Jayson Zhang
Jayson Zhang

Reputation: 11

passing input value from bash script to a c++ executable

I have a c++ code which requires an input value. I would like to have a bash script to run my c++ executable file automatically. My bash script is below:

#!/bin/bash
g++ freshness.cpp -g -o prob
for((i=0;i<30;i++))
{
    ./prob<$2 ../../data/new_r.txt ../../data/new_p.txt ../../data  /t_$1.txt  >> result.txt
}
./cal result.txt
rm result.txt

My main.cpp is below:

int main(int argc,char*argv[])
{
    map<int, struct Router> nodes;
    cout<<"creating routers..."<<endl;
    Create_router(argv[1],nodes);
    cout<<"creating topology..."<<endl;
    LoadRouting(argv[2],nodes);
    cout<<"simulating..."<<endl;
    Simulate(argv[3],nodes);
    return 0;
}

There is a cin in Create_router(argv[1],nodes), like cin>>r_size;

Many thanks in advance.

Upvotes: 1

Views: 2036

Answers (1)

Barmar
Barmar

Reputation: 781300

./prob < $2

means to redirect the input of the program to a file whose name is in the $2 variable.

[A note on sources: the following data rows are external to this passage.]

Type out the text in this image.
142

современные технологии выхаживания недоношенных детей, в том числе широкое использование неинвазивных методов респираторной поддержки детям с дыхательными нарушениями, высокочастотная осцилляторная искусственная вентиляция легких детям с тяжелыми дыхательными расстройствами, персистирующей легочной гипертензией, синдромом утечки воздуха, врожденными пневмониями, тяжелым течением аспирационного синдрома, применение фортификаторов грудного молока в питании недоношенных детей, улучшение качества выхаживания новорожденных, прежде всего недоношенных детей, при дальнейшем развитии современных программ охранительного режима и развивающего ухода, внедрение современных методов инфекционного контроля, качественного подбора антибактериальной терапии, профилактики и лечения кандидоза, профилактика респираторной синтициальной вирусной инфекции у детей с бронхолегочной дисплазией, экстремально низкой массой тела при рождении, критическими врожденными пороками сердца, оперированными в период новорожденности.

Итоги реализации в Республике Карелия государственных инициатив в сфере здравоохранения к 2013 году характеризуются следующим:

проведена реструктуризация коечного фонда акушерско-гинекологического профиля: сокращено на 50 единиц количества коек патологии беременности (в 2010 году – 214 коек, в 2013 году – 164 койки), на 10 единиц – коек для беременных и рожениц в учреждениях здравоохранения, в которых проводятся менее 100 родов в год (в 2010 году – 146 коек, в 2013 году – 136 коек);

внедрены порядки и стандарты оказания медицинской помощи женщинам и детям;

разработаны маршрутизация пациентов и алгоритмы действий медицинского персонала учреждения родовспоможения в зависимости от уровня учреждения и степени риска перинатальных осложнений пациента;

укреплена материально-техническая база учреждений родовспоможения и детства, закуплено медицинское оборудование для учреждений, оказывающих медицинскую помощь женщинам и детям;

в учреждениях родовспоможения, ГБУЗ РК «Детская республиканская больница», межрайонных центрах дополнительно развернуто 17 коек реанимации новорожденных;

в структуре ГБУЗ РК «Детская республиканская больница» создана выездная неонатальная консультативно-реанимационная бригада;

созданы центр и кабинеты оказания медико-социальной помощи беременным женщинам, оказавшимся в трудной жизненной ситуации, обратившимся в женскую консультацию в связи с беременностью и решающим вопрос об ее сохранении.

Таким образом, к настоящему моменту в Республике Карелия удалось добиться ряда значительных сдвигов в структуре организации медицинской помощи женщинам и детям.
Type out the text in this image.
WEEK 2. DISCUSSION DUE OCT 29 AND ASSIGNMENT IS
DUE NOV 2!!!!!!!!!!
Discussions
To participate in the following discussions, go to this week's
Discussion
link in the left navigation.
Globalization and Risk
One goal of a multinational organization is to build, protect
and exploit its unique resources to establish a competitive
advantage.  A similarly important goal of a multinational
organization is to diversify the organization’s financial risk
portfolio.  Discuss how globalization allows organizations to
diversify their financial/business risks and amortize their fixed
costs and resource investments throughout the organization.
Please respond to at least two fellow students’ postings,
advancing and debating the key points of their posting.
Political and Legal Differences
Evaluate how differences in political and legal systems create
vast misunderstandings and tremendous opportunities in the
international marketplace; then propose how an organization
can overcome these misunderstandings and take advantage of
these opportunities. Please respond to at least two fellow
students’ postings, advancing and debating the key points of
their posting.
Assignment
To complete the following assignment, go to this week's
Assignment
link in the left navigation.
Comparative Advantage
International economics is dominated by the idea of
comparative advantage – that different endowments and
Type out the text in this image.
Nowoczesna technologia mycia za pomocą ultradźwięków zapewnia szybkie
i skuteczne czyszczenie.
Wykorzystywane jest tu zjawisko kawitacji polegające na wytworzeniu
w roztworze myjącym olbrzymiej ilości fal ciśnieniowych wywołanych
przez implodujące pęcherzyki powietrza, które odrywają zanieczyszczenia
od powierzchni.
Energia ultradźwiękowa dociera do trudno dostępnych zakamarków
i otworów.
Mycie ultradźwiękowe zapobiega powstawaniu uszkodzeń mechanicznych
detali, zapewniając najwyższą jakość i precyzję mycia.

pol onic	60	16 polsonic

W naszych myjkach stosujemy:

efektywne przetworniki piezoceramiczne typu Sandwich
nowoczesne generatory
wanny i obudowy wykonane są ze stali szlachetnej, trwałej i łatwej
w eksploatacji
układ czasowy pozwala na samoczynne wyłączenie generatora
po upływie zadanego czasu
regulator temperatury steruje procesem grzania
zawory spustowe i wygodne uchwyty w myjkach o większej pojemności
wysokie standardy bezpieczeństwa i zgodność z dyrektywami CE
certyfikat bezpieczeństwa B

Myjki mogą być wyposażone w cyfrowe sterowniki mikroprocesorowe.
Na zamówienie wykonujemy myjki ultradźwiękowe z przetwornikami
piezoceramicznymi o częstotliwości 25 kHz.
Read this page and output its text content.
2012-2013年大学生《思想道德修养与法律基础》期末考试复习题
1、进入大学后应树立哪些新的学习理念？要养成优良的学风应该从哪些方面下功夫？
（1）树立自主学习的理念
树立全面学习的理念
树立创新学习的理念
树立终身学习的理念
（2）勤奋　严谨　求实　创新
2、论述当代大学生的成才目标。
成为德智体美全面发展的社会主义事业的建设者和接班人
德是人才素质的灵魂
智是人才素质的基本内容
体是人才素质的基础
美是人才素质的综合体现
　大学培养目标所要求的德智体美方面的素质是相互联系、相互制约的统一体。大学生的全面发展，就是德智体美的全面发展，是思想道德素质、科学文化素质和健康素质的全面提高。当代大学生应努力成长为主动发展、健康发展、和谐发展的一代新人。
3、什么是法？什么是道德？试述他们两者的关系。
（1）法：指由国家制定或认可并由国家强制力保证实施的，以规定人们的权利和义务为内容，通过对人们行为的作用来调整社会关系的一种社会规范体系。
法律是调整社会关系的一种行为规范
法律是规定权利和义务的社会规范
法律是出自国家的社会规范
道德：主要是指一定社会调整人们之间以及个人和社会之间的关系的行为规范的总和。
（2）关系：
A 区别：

If $2 is the actual input data, not a filename, then you should use a here-string:

./prob <<< "$2" ../../data/new_r.txt ../../data/new_p.txt ../../data  /t_$1.txt  >> result.txt

or a here-doc:

./prob <EOF ../../data/new_r.txt ../../data/new_p.txt ../../data  /t_$1.txt  >> result.txt
$2
EOF

or pipe the input to the program:

printf "%s\n" "$2" | ./prob ../../data/new_r.txt ../../data/new_p.txt ../../data  /t_$1.txt  >> result.txt

The here-string method is the simplest, but it's a bash extension. The other methods are portable to all POSIX shells.